June 13, 2008 The TRAF1/C5 locus on chromosome 9 has been revealed to play a role in multiple autoimmune diseases including type 1 diabetes and systemic lupus erythematosus (SLE), according to new data presented June 13 at EULAR 2008, the Annual Congress of the European League Against Rheumatism in Paris, France.
TRAF1 (Tumour Necrosis Factor-receptor associated factor 1) and C5 (complement component 5) are both immune related genes thought to be closely involved in the onset and/or perpetuation of the inflammatory process. They sit adjacent to one another on chromosome 9 at location q33-34. The TRAF1/C5 gene has previously been established as a genetic risk factor for rheumatoid arthritis. In this study, a further link was also found between the gene locus and the presence of autoantibodies (antibodies against antigens naturally occurring in the human body commonly found in patients with immune disorders). Since many autoimmune disorders tend to coexist within a given family as well as an individual, this indicates that there may be a common genetic pathway -- something the researchers were keen to investigate.

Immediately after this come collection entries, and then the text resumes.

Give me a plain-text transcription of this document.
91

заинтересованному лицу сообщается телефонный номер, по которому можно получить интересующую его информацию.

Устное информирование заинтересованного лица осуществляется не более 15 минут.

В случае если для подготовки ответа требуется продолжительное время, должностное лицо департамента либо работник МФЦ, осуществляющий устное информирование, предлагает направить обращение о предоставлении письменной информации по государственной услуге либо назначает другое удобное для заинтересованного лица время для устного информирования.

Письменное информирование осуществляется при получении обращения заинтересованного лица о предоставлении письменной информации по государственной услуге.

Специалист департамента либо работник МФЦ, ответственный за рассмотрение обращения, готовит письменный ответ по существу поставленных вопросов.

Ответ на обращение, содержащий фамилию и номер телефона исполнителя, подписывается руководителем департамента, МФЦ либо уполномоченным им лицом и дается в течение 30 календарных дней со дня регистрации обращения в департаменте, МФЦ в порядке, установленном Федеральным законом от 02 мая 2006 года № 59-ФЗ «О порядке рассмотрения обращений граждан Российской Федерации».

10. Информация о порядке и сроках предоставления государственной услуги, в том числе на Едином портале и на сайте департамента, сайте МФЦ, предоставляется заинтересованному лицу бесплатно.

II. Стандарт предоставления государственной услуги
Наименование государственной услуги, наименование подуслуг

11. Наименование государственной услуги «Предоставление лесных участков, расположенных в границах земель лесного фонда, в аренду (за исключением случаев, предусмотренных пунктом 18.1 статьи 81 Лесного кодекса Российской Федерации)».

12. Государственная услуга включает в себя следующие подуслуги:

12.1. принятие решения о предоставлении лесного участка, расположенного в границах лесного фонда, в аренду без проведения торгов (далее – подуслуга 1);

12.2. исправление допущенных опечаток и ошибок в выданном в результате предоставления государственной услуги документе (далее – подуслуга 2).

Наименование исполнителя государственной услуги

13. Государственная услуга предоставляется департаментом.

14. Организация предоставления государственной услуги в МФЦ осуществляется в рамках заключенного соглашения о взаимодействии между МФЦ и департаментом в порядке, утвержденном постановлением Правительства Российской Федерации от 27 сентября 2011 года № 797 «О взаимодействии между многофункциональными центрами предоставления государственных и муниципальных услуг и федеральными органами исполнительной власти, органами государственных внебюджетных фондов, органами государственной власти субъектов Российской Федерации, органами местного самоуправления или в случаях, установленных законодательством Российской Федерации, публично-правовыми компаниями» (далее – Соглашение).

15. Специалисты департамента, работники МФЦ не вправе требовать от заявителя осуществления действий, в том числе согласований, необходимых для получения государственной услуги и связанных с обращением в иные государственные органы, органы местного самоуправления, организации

In this study, genotyping of 735 type 1 diabetes patients and 746 SLE patients from Spain and The Netherlands identified a significant association of one part of the TRAF1/C5 gene with type 1 diabetes (odds ratio 1.14, p=0.027) and SLE (odds ratio 1.16, p=0.016). In order to test the reliability of this finding, researchers replicated the test in a homogeneous patient population originating from Crete, where an increase in the same part of the TRAF1/C5 gene was also observed when compared to respectively matched controls (odds ratio 1.64, p=0.002; odds ratio 1.43, p=0.002).
Lead researcher, Ms Fina Kurreeman of Leiden University Medical Center in The Netherlands, said, "The results of our study have shown that the TRAF/1C5 gene locus may have an important role in multiple autoimmune diseases. We hope that further study will give an insight into potential shared genetic pathways across autoimmune disorders and may even stimulate innovation into novel therapeutic targets in the future."
A further joint analysis of all type 1 diabetes (n=834)) and SLE patients (n=1018) patients yielded a common odds ratio of 1.19 (p=0.002) and 1.22 (p<0.001) respectively, indicating that this genetic risk factor has modest effect sizes in these diseases.